Uber is a long way from becoming profitable, and despite its extremely high valuation.

The ride-hailing company lost $3.04 billion last year on an operating basis on revenue of $11.3 billion, bringing total operating losses over the past three years to more than $10 billion, according to filings.

"Uber's opening trade shows investors aren't willing to pay a premium valuation yet for the ride-sharing company's ability to sustain a high top-line growth" said Mandeep Singh, a senior technology analyst for Bloomberg Intelligence.

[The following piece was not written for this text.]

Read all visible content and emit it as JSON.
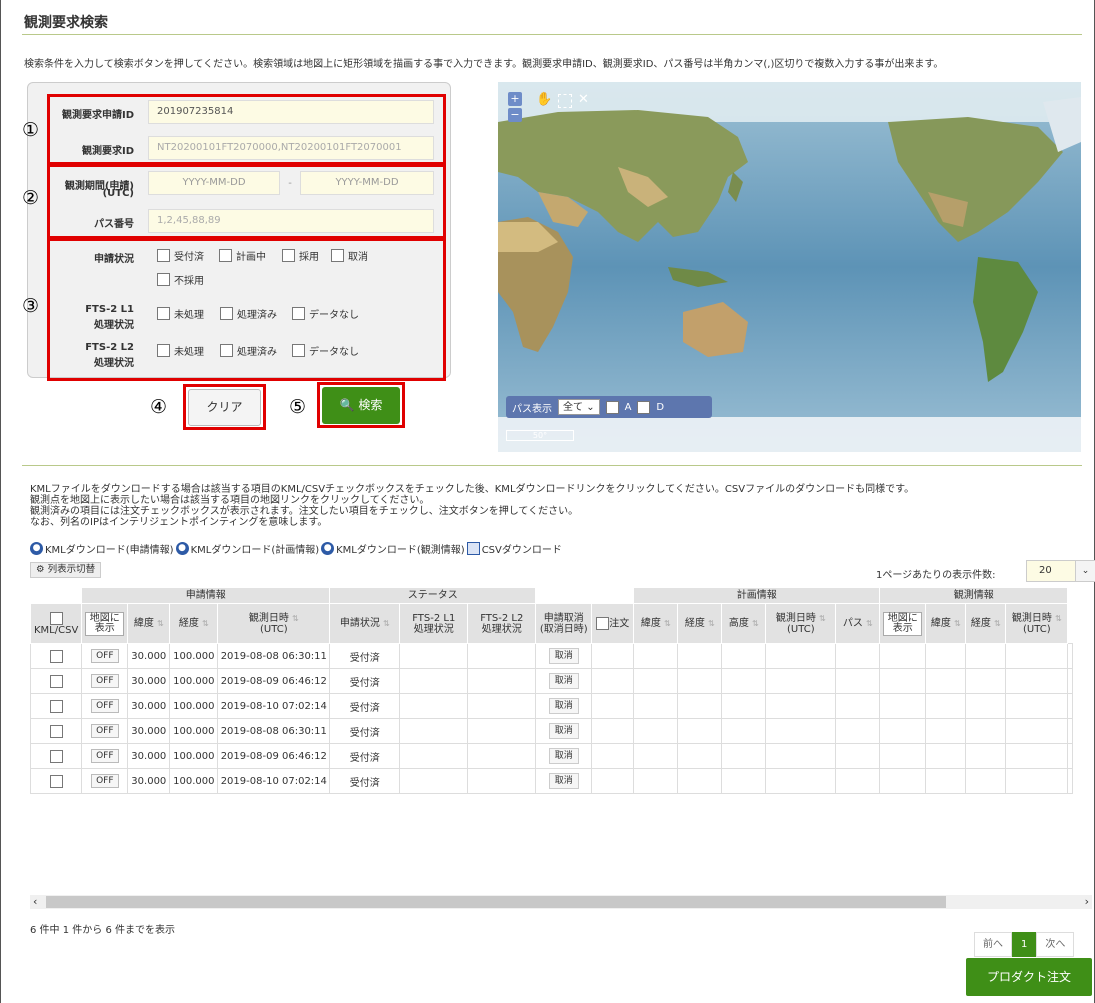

In distributing the stock, Uber prioritized institutional investors that are more likely to hold the stock long term, according to a person familiar with the matter who spoke with Reuters.

In the future, Uber plans to integrate its ride offerings with local mass-transit in major cities, expand its freight and logistics businesses with Uber Freight, as well as expand its food delivery business Uber Eats. Uber Eats is one of the fastest growing areas of Uber's businesses.

Morgan Stanley, Goldman Sachs Group Inc. and Bank of America Corp. led today's listing.